Climate data for El Vigia (1991–2020)
| Month | Jan | Feb | Mar | Apr | May | Jun | Jul | Aug | Sep | Oct | Nov | Dec | Year |
| Record high °C (°F) | 37.3 (99.1) | 38.0 (100.4) | 38.0 (100.4) | 38.8 (101.8) | 37.7 (99.9) | 37.7 (99.9) | 37.3 (99.1) | 39.2 (102.6) | 39.0 (102.2) | 39.2 (102.6) | 36.9 (98.4) | 36.0 (96.8) | 39.2 (102.6) |
| Mean daily maximum °C (°F) | 32.6 (90.7) | 32.9 (91.2) | 33.2 (91.8) | 33.3 (91.9) | 33.6 (92.5) | 33.4 (92.1) | 33.7 (92.7) | 34.4 (93.9) | 34.4 (93.9) | 33.5 (92.3) | 32.7 (90.9) | 32.3 (90.1) | 33.3 (91.9) |
| Daily mean °C (°F) | 26.1 (79.0) | 26.6 (79.9) | 27.1 (80.8) | 27.3 (81.1) | 27.6 (81.7) | 27.3 (81.1) | 27.2 (81.0) | 27.6 (81.7) | 27.5 (81.5) | 27.2 (81.0) | 26.6 (79.9) | 26.2 (79.2) | 27.0 (80.6) |
| Mean daily minimum °C (°F) | 21.8 (71.2) | 22.1 (71.8) | 22.9 (73.2) | 23.3 (73.9) | 23.7 (74.7) | 23.1 (73.6) | 22.9 (73.2) | 23.1 (73.6) | 23.1 (73.6) | 23.0 (73.4) | 22.8 (73.0) | 22.4 (72.3) | 22.9 (73.2) |
| Record low °C (°F) | 17.1 (62.8) | 15.9 (60.6) | 18.8 (65.8) | 18.8 (65.8) | 20.1 (68.2) | 18.8 (65.8) | 18.9 (66.0) | 18.1 (64.6) | 19.6 (67.3) | 18.1 (64.6) | 11.3 (52.3) | 17.1 (62.8) | 11.3 (52.3) |
| Average precipitation mm (inches) | 97.8 (3.85) | 101.9 (4.01) | 151.4 (5.96) | 244.3 (9.62) | 210.1 (8.27) | 169.7 (6.68) | 159.2 (6.27) | 164.6 (6.48) | 162.4 (6.39) | 254.2 (10.01) | 221.9 (8.74) | 152.0 (5.98) | 2,089.5 (82.26) |
| Average precipitation days (≥ 1.0 mm) | 8.1 | 7.5 | 10.3 | 14.3 | 14.3 | 13.3 | 13.3 | 12.2 | 13.0 | 14.7 | 13.9 | 10.4 | 145.3 |
Source: NOAA

==Demographics==
The Alberto Adriani Municipality, according to a 2007 population estimate by the National Institute of Statistics of Venezuela, has a population of 128,222 (up from 109,215 in 2000).
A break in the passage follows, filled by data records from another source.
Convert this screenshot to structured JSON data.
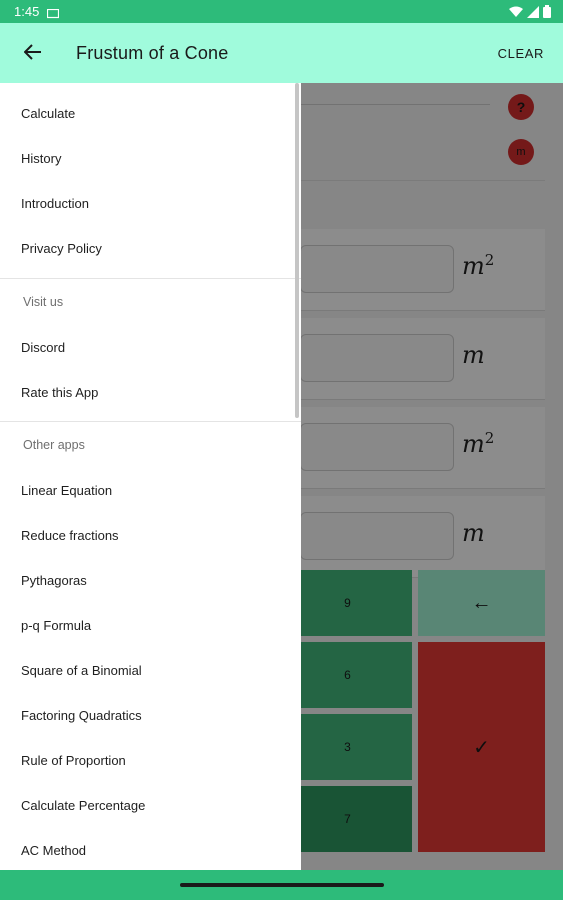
{
  "status_bar": {
    "time": "1:45"
  },
  "app_bar": {
    "title": "Frustum of a Cone",
    "clear_label": "CLEAR"
  },
  "background": {
    "help_label": "?",
    "unit_label": "m",
    "fields": [
      {
        "unit": "m",
        "exponent": "2"
      },
      {
        "unit": "m",
        "exponent": ""
      },
      {
        "unit": "m",
        "exponent": "2"
      },
      {
        "unit": "m",
        "exponent": ""
      }
    ],
    "keys": {
      "nine": "9",
      "six": "6",
      "three": "3",
      "seven": "7",
      "back": "←",
      "ok": "✓"
    }
  },
  "drawer": {
    "main_items": [
      "Calculate",
      "History",
      "Introduction",
      "Privacy Policy"
    ],
    "visit_header": "Visit us",
    "visit_items": [
      "Discord",
      "Rate this App"
    ],
    "other_header": "Other apps",
    "other_items": [
      "Linear Equation",
      "Reduce fractions",
      "Pythagoras",
      "p-q Formula",
      "Square of a Binomial",
      "Factoring Quadratics",
      "Rule of Proportion",
      "Calculate Percentage",
      "AC Method"
    ]
  },
  "colors": {
    "status_bar": "#2dbb7a",
    "app_bar": "#a0fbdc",
    "keypad_green": "#43b97d",
    "confirm_red": "#e53935"
  }
}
This amounts to 15.2% of the state's population. The municipality's population density is 187.7 PD/sqkm.

==Government==
The mayor of the Alberto Adriani Municipality is Lisandro Garcia The municipality is divided into seven parishes; Presidente Betancourt, Presidente Páez, Presidente Rómulo Gallegos, Gabriel Picón González, Héctor Amable Mora, José Nucete Sardi, and Pulido Méndez.

==Transportation==

Juan Pablo Pérez Alfonzo Airport serves the town, with six commercial airlines flying to it.